La dificultad de enamorarse a los once años y con pantalón corto
Postales desde Baradero, en la década del 60. Peleas entre el autor y su madre. Y una propuesta arriesgada en la plaza del pueblo.
Las calles de París habían estallado imaginando un porvenir distinto para la humanidad, hacía muy poco que Racing se había consagrado campeón del mundo en Montevideo a partir de aquel gol eterno del Chango Cárdenas, en apenas unos meses dos hombres iban a saltar como si nada sobre la superficie de la luna, ya había hippies por todos lados y píldoras anticonceptivas pero mi madre, que parecía no haberse enterado de ninguna de esas modernidades, me mandaba a la habitación a los gritos, me hacía sacar el vaquero (todavía no le llamábamos jean) y me obligaba a calzarme el pantalón corto para ir a la plaza.

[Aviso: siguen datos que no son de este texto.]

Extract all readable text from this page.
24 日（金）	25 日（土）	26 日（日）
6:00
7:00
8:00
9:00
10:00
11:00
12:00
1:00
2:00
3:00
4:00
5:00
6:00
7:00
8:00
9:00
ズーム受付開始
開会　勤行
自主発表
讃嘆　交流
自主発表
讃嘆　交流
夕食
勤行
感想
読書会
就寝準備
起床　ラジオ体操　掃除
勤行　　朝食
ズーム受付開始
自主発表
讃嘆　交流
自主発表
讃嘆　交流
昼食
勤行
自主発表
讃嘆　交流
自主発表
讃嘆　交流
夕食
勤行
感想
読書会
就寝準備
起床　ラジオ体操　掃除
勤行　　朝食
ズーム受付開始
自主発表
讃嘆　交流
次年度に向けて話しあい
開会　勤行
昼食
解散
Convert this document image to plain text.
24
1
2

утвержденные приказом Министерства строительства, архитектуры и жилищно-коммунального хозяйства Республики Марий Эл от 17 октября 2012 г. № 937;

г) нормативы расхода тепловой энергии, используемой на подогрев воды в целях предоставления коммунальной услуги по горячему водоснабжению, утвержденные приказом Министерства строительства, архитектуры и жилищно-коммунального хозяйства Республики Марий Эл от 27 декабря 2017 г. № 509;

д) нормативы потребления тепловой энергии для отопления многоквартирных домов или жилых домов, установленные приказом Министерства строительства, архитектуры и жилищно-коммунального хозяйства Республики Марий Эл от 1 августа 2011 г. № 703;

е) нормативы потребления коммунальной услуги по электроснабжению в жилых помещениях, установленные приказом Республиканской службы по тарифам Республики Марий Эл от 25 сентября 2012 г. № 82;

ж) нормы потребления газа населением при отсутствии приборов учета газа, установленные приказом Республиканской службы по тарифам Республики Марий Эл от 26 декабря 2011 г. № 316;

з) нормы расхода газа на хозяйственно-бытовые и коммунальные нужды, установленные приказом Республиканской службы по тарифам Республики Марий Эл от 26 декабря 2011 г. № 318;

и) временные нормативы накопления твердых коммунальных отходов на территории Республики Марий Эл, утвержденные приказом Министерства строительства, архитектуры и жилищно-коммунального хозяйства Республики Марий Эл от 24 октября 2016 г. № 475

Era domingo. La sagrada noche del domingo en Baradero.
Había quedado con Vicente y con Roque para dar vueltas a la plaza. La plaza Mitre. La única plaza. En aquel tiempo, mediados de enero de mil novecientos sesenta y nueve, en mi pueblo los domingos se paseaba dando vueltas a la plaza. Una caminata de doble mano: unos marchaban para un lado y otros para el otro. Eso permitía que, en cada ronda, yo, por ejemplo, pudiese cruzarme con Claudia un par de veces, frente al Club Social y frente al bar Sportman. La ronda también permitía que pudiese sonreírle y que ella me sonriera, que nos miráramos, nos volviéramos a mirar, y que las caras de ambos se llenaran de rojos. Todo por duplicado en cada vuelta.
Unos días antes de aquel domingo, a través de Camila, le había propuesto a Claudia que fuese mi novia. Y ella había aceptado. Aunque, por supuesto, no habíamos hablado del tema entre nosotros, ni siquiera nos habíamos visto demasiado.
Yo le gritaba a mi madre, entre lágrimas, que tenía once años y medio.
Pero no doce, repetía ella mientras me obligaba a cambiar el pantalón; que a los doce podría usar el largo, que a los once y medio todavía no, que era muy chico.
Fui igual.
Con mi horrible pantalón corto de gabardina verde claro pinzado, el pantalón de salir.
Repleto de vergüenza y sabiendo de antemano que verme llegar con ese pantalón no les iba a gustar nada ni a Vicente ni a Roque, los dos amigos con los que había quedado y que tenían un par de años más que yo. Sin embargo, las ganas de cruzarme con Claudia en la plaza eran absolutamente impostergables: me sequé las lágrimas y fui.
Y algo más a propósito de los pantalones.
Durante mi infancia, el pantalón era algo que solo utilizaban los varones. Las mujeres no. De ninguna manera. Esa costumbre cambió, precisamente, justo por aquellos años: un buen día, poco antes de la estelar irrupción de las minifaldas, las mujeres también comenzaron a ponerse pantalones. En los muchos sentidos que esconde la frase. Incluido, claro, el más visible y más ordinario de esos sentidos.
A la plaza de mi pueblo, por supuesto, la moda llegó.